Rechtliche Beurteilung
[7] Der Revisionsrekurs ist – ungeachtet des den Obersten Gerichtshof nicht bindenden (§ 71 Abs 1 AußStrG) – Ausspruchs des Rekursgerichts nicht zulässig und kann auch keine erhebliche Rechtsfrage im Sinn des § 62 Abs 1 AußStrG aufzeigen. Die Begründung kann sich auf die Ausführung der Zurückweisungsgründe beschränken (§ 71 Abs 3 AußStrG).
[8] 1. Nach ständiger höchstgerichtlicher Rechtsprechung (RS0117200) ist ein kurzfristiges Ferialeinkommen eines Unterhaltsberechtigten bei der Unterhaltsbemessung grundsätzlich nicht als Eigeneinkommen zu berücksichtigen. Solche Beträge werden in einer intakten Familie regelmäßig dem Kind überlassen; so etwa für die Dauer zweier Monate während des Studiums (7 Ob 139/12k; 8 Ob 34/20p).

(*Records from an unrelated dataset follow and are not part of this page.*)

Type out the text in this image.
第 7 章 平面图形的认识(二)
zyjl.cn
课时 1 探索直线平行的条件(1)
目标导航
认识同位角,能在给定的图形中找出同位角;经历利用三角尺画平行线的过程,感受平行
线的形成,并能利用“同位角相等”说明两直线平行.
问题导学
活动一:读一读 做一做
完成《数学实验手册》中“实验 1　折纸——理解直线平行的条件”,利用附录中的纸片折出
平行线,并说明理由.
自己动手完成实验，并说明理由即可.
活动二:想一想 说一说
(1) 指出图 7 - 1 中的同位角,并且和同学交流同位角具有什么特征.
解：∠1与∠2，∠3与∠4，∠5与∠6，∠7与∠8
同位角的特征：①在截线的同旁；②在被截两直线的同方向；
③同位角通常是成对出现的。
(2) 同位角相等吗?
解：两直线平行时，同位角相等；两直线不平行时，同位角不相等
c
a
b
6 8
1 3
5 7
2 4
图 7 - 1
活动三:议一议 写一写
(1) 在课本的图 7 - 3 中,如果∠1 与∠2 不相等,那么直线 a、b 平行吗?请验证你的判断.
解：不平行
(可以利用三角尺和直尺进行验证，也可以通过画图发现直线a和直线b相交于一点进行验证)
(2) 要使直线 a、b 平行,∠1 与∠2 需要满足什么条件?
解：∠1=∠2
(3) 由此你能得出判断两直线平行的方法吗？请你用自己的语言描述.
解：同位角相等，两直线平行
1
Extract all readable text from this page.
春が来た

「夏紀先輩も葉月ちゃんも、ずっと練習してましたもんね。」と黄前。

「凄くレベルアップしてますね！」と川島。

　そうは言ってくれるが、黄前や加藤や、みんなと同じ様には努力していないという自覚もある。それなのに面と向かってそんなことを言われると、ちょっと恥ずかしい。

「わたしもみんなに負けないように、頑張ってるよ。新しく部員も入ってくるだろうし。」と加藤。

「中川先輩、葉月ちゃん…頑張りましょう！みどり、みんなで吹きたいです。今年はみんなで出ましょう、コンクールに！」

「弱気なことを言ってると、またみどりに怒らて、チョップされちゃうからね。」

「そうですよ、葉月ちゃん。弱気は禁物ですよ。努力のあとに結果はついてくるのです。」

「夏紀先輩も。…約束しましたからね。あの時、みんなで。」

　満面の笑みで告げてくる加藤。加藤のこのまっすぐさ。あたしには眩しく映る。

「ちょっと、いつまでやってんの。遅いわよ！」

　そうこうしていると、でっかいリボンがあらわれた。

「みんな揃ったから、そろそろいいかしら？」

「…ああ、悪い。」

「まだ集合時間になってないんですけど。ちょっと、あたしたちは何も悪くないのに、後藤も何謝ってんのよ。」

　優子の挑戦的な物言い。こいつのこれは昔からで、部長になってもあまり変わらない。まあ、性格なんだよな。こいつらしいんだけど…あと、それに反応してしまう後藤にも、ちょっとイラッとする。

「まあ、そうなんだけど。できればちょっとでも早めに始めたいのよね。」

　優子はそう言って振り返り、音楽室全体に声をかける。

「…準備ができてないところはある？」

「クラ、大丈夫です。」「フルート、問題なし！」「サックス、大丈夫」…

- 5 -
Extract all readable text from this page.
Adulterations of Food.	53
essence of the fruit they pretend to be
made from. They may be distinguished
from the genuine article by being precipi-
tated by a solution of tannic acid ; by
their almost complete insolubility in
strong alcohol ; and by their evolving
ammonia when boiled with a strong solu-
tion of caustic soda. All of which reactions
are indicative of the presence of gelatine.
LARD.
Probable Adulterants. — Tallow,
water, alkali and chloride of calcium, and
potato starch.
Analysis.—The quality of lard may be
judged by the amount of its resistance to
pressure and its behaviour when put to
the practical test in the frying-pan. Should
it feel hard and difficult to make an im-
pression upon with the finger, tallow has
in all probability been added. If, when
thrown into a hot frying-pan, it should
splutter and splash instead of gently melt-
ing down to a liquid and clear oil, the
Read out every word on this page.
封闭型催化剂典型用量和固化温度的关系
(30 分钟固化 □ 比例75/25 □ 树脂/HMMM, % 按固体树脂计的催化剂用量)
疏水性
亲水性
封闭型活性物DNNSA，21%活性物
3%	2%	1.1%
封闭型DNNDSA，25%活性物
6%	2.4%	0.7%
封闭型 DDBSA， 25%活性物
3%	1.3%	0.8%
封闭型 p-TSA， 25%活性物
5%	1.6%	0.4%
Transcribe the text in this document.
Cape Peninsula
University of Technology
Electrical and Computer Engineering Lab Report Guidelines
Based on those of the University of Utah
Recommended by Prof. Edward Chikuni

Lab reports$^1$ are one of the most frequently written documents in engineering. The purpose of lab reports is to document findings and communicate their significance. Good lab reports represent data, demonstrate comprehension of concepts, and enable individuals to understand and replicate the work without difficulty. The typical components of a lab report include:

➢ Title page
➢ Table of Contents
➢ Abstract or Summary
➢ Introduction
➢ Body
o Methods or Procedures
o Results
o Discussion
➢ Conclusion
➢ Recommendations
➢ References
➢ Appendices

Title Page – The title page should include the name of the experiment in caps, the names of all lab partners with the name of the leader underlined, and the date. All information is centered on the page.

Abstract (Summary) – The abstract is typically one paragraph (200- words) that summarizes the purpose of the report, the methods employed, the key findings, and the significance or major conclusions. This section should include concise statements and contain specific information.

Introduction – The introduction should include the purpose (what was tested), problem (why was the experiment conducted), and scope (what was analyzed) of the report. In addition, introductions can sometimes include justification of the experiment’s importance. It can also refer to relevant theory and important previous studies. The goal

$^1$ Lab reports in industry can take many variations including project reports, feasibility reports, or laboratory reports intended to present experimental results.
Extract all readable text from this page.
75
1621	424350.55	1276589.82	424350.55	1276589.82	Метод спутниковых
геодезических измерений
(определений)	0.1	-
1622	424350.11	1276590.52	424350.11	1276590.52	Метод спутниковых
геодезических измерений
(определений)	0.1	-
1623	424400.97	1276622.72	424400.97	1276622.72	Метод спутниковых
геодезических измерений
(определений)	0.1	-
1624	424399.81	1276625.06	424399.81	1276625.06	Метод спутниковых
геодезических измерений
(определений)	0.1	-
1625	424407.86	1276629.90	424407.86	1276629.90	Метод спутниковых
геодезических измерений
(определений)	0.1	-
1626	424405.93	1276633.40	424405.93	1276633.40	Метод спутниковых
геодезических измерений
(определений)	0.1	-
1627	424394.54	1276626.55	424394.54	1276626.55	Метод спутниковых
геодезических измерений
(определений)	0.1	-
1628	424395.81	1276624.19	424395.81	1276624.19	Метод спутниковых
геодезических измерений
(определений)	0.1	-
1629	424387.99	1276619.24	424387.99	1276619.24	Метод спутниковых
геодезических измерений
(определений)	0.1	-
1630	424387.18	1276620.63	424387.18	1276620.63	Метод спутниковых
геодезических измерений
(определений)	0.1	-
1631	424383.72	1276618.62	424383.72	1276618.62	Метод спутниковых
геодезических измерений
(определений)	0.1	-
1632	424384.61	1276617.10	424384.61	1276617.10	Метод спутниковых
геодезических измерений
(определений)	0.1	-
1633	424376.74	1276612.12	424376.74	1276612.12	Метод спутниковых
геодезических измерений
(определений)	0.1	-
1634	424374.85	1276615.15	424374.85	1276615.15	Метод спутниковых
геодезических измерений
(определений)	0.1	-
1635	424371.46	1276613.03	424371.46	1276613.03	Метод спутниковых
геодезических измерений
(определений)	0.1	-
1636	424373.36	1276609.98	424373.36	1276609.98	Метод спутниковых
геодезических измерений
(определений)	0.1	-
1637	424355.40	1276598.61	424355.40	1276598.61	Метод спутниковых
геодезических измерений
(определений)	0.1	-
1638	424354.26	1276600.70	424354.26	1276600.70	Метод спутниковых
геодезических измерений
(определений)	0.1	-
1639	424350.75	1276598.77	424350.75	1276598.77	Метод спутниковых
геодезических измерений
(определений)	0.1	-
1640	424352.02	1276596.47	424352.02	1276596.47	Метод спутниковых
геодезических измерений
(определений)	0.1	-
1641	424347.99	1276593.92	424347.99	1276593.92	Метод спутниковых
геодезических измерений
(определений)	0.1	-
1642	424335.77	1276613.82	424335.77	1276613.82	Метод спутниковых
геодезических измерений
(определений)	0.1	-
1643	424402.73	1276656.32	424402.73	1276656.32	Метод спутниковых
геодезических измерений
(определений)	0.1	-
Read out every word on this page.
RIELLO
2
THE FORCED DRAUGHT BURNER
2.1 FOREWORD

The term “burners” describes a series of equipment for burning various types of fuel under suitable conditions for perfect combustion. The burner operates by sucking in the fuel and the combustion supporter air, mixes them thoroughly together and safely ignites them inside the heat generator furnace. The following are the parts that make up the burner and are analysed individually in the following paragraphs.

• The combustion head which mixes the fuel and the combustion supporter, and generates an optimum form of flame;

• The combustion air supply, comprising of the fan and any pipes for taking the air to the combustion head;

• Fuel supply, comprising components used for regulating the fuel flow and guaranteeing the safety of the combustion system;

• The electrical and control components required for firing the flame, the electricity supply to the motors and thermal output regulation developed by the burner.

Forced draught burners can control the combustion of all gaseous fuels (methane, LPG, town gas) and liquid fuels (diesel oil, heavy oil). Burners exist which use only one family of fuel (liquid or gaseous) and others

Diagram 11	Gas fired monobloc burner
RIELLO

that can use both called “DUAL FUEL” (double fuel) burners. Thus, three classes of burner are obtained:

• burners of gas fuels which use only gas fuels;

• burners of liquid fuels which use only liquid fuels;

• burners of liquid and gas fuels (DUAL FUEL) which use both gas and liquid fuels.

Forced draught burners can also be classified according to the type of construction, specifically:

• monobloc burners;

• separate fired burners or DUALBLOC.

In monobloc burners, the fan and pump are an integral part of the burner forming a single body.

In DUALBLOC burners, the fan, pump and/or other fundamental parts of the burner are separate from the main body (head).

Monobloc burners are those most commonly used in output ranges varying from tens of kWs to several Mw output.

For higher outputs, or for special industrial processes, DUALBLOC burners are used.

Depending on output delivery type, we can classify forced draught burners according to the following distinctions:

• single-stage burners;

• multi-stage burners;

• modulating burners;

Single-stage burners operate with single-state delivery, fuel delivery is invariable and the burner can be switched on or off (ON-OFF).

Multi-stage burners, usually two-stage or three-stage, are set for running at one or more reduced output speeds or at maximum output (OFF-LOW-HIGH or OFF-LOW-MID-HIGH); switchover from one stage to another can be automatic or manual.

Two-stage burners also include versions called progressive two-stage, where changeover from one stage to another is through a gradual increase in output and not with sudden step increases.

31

Dies wird damit begründet, dass bei der Festsetzung von Geldunterhalt stets auch darauf Bedacht zu nehmen ist, wie ein „bonus pater familias“ handeln würde, ob also dem Unterhaltsberechtigten unter Zugrundelegung dieses Maßstabs ein Ferialeinkommen als frei erlangtes Taschengeld belassen würde (10 Ob 3/24z).
[9] 2. Grundsätzlich kann die Frage, ob ein kurzfristiges Ferialeinkommen noch als geringfügig – im Sinn eines üblicherweise dem Kind überlassenes Taschengelds – zu qualifizieren ist, nur nach den Umständen des Einzelfalls beurteilt werden (RS0117200 [T5]; 10 Ob 3/24z). Eine auch im Einzelfall korrekturbedürftige Fehlbeurteilung des Rekursgerichts zeigt der Revisionsrekurs nicht auf; die vom Rekursgericht als erheblich genannte Rechtsfrage stellt sich aufgrund des festgestellten Sachverhalts nicht.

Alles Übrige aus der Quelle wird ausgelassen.